ChristenUnie
Kabinet ging inhoudelijke reactie uit de weg Dinsdag 3 Juni 2003 -
17:24
Kamer moet terughoudend zijn in formuleren van militair-operationele
wensen
De ChristenUnie vindt dat de Enquêtecommissie Srebrenica het vraagstuk
van verantwoordelijkheid en schuld laat liggen, terwijl juist daarover
een gezaghebbend parlementair oordeel werd verwacht. Tijdens de
verhoren van de enquêtecommissie is dit nadrukkelijk aan de commissie
voorgelegd. Rouvoet spreekt de commissie maar gedeeltelijk na als zij
stelt dat Nederland door het aftreden van het kabinet een eigen
politieke verantwoordelijkheid heeft genomen. Hij benadrukt de andere
kant van de staatsrechtelijke medaille: Het kabinet-Kok is in het
aangezicht van de feiten uit onmacht en onvermogen door de knieën
gegaan. Het heeft er niet voor willen of durven kiezen om via een
gezaghebbende inhoudelijke reactie de noodza-kelijke bijdrage te
leveren aan het afronden van het politieke debat over het nationa-le
trauma Srebrenica. Hij weet zich in zijn oordeel gesteund door Tjeenk
Willink in het recentste Jaarverslag van de Raad van State, die stelt
dat juist verdediging van het gevoerde beleid een bewijs is van
ministeriële verantwoordelijkheid.
Rouvoet heeft waardering voor het rapport. Het biedt voldoende basis
voor een concluderend debat met de regering. Hij heeft plaatst echter
ook kritische kanttekeningen. Hij noemt het interessant dat de
commissie aan parlementaire zelfkritiek doet als zij constateert dat
bij het gereedmaken van de Luchtmobiele Brigade de onderscheiden
verantwoordelijkheden van Kamer en kabinet te weinig zichtbaar waren:
Als ik het goed zie, zegt de commissie hier dat de Kamer
terughoudendheid in acht moet nemen bij het formuleren van
militair-operationele wensen en eisen. Hij wil weten of de commissie
deze staatsrechtelijke zienswijze onderschrijft.

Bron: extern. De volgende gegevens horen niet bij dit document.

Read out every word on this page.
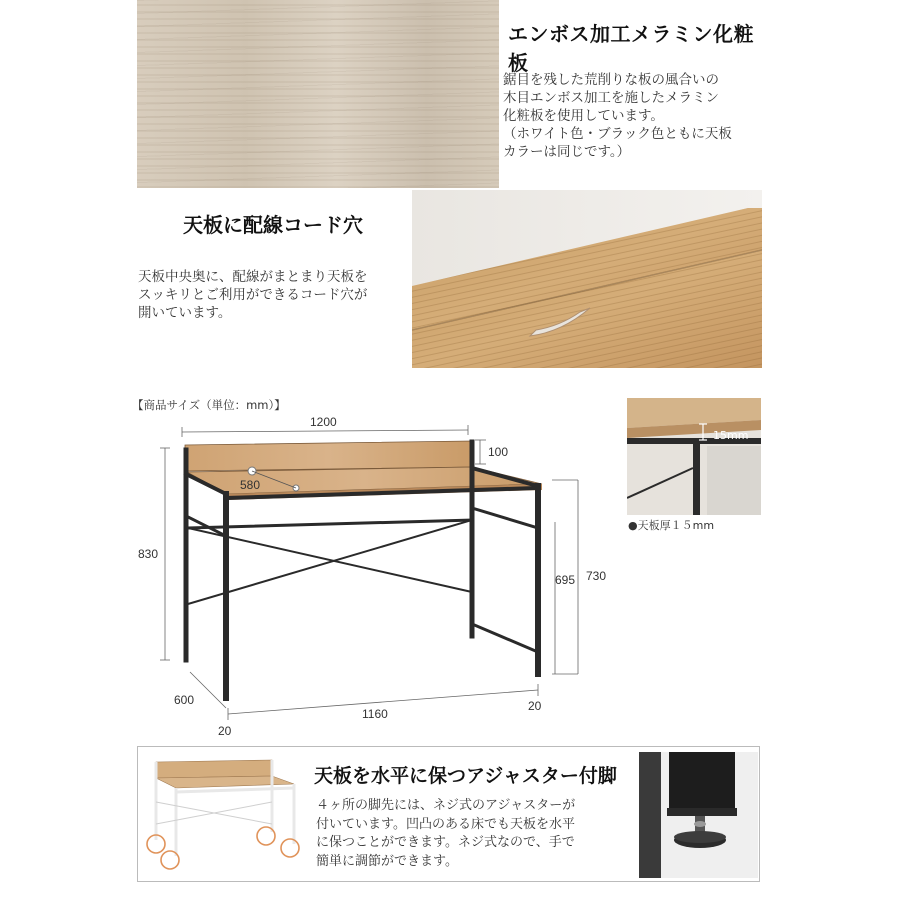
エンボス加工メラミン化粧板
鋸目を残した荒削りな板の風合いの
木目エンボス加工を施したメラミン
化粧板を使用しています。
（ホワイト色・ブラック色ともに天板
カラーは同じです。）
天板に配線コード穴
天板中央奥に、配線がまとまり天板を
スッキリとご利用ができるコード穴が
開いています。
【商品サイズ（単位：mm）】
1200
100
580
830
695 730
600
1160
20
20
15mm
●天板厚１５mm
天板を水平に保つアジャスター付脚
４ヶ所の脚先には、ネジ式のアジャスターが
付いています。凹凸のある床でも天板を水平
に保つことができます。ネジ式なので、手で
簡単に調節ができます。
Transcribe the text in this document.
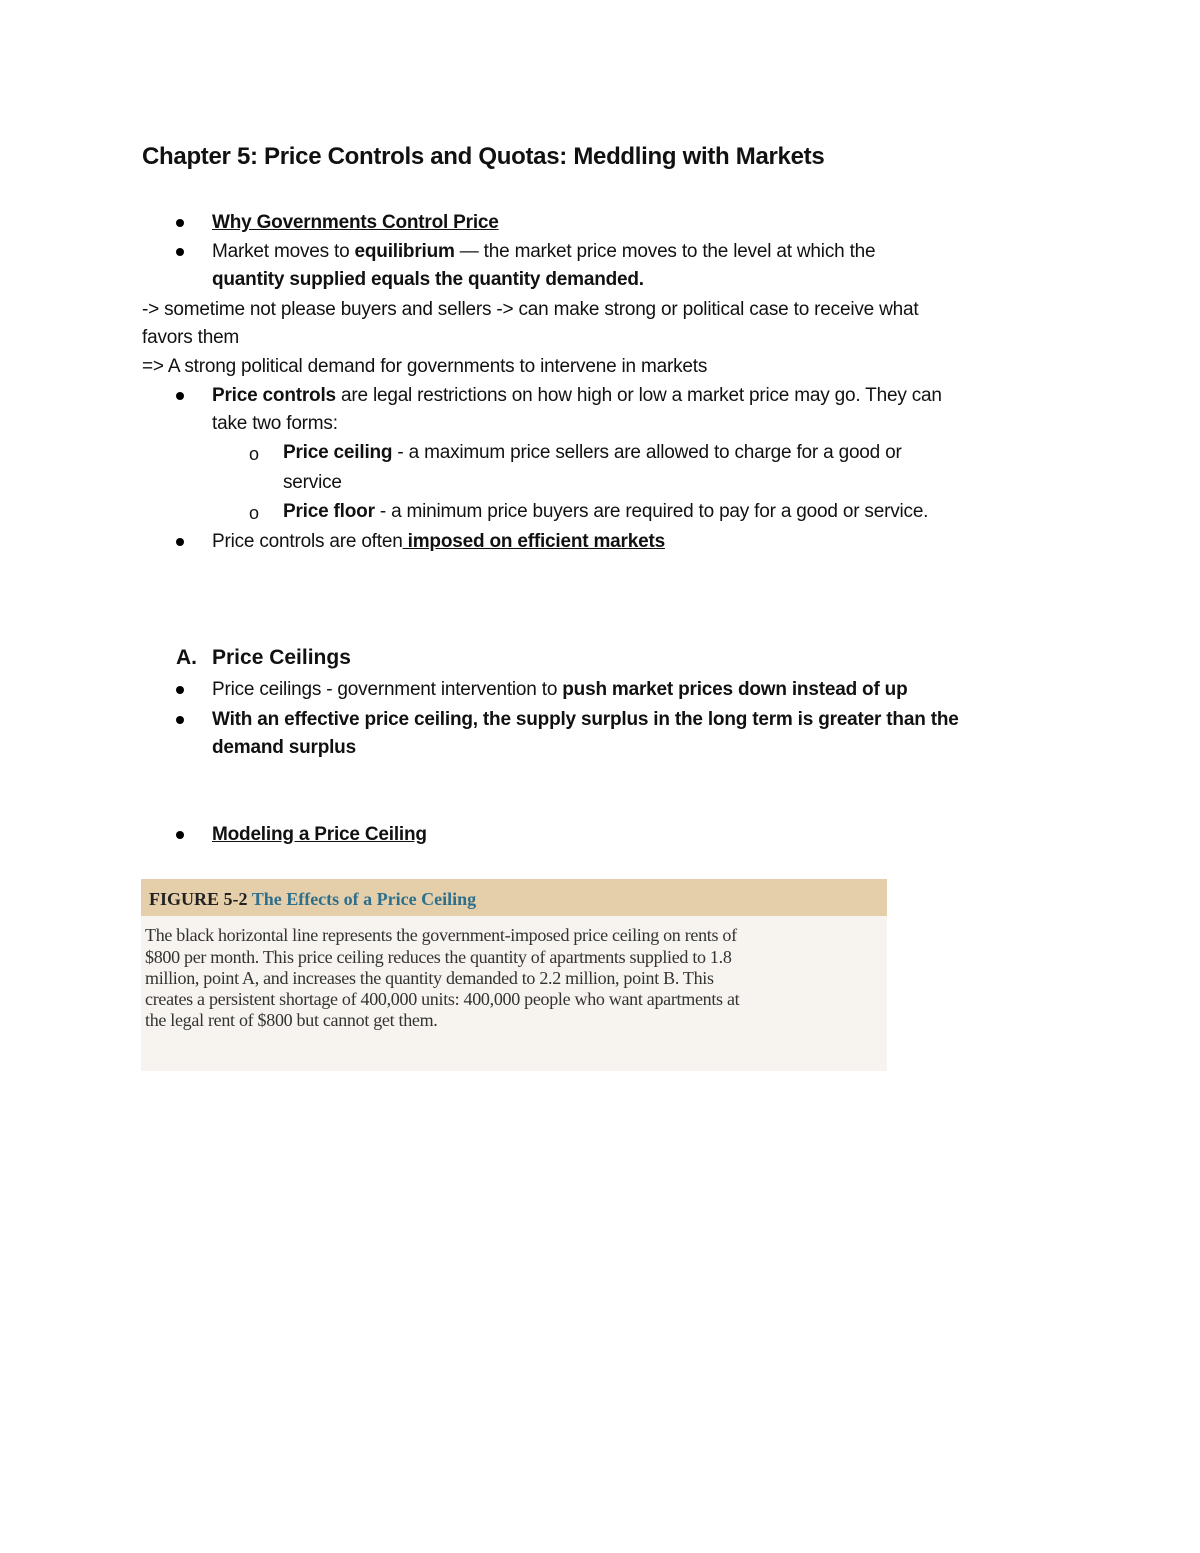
Chapter 5: Price Controls and Quotas: Meddling with Markets
Why Governments Control Price
Market moves to equilibrium — the market price moves to the level at which the
quantity supplied equals the quantity demanded.
-> sometime not please buyers and sellers -> can make strong or political case to receive what
favors them
=> A strong political demand for governments to intervene in markets
Price controls are legal restrictions on how high or low a market price may go. They can
take two forms:
o Price ceiling - a maximum price sellers are allowed to charge for a good or
service
o Price floor - a minimum price buyers are required to pay for a good or service.
Price controls are often imposed on efficient markets
A. Price Ceilings
Price ceilings - government intervention to push market prices down instead of up
With an effective price ceiling, the supply surplus in the long term is greater than the
demand surplus
Modeling a Price Ceiling
FIGURE 5-2 The Effects of a Price Ceiling
The black horizontal line represents the government-imposed price ceiling on rents of
$800 per month. This price ceiling reduces the quantity of apartments supplied to 1.8
million, point A, and increases the quantity demanded to 2.2 million, point B. This
creates a persistent shortage of 400,000 units: 400,000 people who want apartments at
the legal rent of $800 but cannot get them.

Srebrenica was een mission impossible. Rouvoet constateert dat de
commissie geen antwoord geeft op de vraag hoe goedbedoeld moralisme
kon leiden tot het sluiten van de ogen voor de feiten: Hoe kunnen onze
goede bedoelingen niet leiden tot het met oogkleppen op nemen van
verkeerde besluiten?
Force Commander Janvier is verantwoordelijk voor de te late toekenning
van luchtsteun. Dat is de constatering en het oordeel van de
commissie. Rouvoet ziet daarin een uitspraak van militair-operationele
aard en meent dat de commissie daarmee haar hand overspeelt: De
commissie is niet de enige die de behoefte voelt om Janvier als
zondebok op te voeren en in zekere zin heeft hij daaraan zelf ook wel
aan bijgedragen door niet voor de commissie te verschijnen, maar ik
meen toch dat de commissie hier echt te ver is gegaan. Parlementariërs
geven geen bevel tot schieten, ook niet achteraf.